Semua itu disimpan dalam salah satu kreasiku yang berbentuk pendulum. Pendulum itu sebuah kalung, tetapi buatku agak kubuat simpel dalam bentuk jam. Namanya adalah Pentarundum.

"Data sudah dihancurkan tuan. Apakah saya perlu melancarkan penyergapan dan menginterogasi orang tersebut."

"Lakukan, kalau bisa dengan cepat sebelum orang itu kabur terlalu jauh."

Apes apes, sial sekali diriku. Baru saja aku menenangkan diriku dari kejadian beberapa waktu lalu di kuburan, sekarang harus menghadapi perusahaanku dijebol seseorang.

Setelah keluargaku direnggut dariku, sekarang apa yang tersisa padaku yaitu perusahaanku juga ingin dihancurkan?

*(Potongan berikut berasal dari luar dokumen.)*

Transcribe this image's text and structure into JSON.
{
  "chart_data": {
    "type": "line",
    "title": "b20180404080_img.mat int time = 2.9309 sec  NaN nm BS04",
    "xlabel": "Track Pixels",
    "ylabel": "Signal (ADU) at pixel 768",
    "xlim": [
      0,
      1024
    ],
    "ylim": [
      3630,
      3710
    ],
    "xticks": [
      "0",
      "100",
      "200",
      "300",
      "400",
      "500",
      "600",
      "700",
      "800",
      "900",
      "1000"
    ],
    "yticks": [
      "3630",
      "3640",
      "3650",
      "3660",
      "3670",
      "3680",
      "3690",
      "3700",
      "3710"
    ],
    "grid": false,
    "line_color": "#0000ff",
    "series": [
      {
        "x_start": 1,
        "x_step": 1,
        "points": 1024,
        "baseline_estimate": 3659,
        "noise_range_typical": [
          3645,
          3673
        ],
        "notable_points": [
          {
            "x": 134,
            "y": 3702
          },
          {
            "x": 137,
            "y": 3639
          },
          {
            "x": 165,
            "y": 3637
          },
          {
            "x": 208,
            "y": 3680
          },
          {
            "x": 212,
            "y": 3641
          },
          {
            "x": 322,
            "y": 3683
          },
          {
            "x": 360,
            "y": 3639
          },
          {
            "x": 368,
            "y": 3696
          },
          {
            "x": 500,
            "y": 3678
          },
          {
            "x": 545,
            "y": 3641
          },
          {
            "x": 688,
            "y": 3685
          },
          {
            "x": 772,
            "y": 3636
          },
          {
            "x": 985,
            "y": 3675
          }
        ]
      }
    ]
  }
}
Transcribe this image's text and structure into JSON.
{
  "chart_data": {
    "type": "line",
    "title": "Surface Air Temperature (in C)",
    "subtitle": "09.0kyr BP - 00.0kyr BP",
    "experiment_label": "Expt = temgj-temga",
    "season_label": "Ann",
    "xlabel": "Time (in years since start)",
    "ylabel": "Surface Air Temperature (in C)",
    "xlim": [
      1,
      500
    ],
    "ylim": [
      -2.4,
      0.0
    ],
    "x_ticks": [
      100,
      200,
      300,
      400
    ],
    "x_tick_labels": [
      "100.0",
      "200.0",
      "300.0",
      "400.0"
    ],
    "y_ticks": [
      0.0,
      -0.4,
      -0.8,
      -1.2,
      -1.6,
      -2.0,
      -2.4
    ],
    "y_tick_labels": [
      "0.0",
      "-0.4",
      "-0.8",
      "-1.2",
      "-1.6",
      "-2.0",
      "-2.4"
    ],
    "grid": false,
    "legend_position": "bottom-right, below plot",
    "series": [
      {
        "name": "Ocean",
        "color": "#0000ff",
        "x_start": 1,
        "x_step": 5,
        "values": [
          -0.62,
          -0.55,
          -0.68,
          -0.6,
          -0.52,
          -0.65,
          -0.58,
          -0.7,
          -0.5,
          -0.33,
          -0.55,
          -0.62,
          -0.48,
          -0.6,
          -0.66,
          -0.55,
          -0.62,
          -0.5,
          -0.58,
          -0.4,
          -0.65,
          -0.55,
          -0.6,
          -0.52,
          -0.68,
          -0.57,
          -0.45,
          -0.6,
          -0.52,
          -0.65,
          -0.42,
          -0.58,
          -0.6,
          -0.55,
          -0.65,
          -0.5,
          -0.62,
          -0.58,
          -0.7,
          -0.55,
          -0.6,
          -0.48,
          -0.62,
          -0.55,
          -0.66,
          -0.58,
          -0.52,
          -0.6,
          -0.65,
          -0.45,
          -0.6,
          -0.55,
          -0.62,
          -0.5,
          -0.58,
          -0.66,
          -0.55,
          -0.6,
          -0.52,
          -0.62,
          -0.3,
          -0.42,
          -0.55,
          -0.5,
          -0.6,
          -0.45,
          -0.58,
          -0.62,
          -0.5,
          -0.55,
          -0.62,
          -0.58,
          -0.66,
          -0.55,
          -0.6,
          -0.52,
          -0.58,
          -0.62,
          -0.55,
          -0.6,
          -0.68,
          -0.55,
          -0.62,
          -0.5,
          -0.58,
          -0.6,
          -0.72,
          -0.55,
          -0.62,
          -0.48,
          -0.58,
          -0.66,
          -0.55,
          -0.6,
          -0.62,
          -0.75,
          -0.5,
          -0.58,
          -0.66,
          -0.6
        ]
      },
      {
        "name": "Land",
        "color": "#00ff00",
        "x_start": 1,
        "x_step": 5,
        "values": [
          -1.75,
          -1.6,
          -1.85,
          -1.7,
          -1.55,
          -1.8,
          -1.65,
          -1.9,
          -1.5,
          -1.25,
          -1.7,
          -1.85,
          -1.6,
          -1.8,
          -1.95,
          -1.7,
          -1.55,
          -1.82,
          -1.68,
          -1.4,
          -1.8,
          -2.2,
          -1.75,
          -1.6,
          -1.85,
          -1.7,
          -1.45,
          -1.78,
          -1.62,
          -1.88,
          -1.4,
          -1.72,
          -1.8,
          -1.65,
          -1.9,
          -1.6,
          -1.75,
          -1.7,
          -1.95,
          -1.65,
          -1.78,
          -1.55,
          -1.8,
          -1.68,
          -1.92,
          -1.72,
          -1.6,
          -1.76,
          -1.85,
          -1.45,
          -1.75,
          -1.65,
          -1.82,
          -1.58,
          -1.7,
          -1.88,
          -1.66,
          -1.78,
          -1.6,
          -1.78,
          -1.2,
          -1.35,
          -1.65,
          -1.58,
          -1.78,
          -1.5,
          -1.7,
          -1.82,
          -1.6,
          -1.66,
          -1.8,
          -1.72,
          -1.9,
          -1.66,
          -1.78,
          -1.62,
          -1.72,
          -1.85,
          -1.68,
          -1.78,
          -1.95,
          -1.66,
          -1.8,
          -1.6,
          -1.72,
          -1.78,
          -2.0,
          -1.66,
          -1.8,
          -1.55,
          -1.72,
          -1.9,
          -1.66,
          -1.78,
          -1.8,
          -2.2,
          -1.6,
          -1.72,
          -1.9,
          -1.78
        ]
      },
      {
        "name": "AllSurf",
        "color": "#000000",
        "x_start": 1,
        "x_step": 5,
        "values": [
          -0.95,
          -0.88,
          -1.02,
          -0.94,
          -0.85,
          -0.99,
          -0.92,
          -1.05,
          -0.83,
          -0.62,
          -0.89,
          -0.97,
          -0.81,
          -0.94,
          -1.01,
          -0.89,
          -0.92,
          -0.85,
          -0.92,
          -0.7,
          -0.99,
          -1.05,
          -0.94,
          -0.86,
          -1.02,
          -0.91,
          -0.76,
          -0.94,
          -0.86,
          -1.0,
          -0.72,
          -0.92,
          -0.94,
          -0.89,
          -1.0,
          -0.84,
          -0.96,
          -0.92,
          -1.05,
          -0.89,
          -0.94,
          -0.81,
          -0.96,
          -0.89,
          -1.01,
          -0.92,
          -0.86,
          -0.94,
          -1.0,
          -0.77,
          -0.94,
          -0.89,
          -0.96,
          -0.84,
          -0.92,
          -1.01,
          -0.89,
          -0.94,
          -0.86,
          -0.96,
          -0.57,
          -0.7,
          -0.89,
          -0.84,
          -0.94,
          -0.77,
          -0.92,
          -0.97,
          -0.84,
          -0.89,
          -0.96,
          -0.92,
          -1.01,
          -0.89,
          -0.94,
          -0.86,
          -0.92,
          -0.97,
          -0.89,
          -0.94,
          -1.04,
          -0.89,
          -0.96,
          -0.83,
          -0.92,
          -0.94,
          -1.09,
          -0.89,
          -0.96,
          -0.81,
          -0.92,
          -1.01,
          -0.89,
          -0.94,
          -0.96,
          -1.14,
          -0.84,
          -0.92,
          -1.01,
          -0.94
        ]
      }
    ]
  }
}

Sadis sekali dunia ini padaku.

Benci sekali aku harus menghadapi semuanya ini seolah hidupku itu sarang masalah dan tempat di mana semua yang buruk dibuang.

Tidak ada pilihan lain buatku untuk menghadapi semua ini, tetapi malahan pilihan ini dipaksa untuk aku harus mengambilnya.

Kejam bukan lagi kata yang pas bagiku untuk menjelaskan seluruh isi hidupku. Kalau ditanya apa, maka jawabannya adalah kegelapan.

"Hah… apa sih sebenarnya yang direbut dariku padahal hanya remah-remah yang tersisa?"

Heran aku tentang hidup ini. Namun aku terlebih heran kenapa ini terjadi hanya padaku. Seperti bisa dibilang, tidak ada orang selain diriku untuk harus menerima segala perlakuan ini.

Aish, aku malas memikirkannya lagi. Juga belakangan ini aku berpikir terlalu keras seperti bukan diriku sendiri. Padahal boleh dikatakan aku orang yang paling simpel.

Oh ya… benar juga. Bagaimana sekarang aku harus menghadapi reaksi tema—bukan, murid kelas ini yang mengetahui kebenaranku walau masih bingung?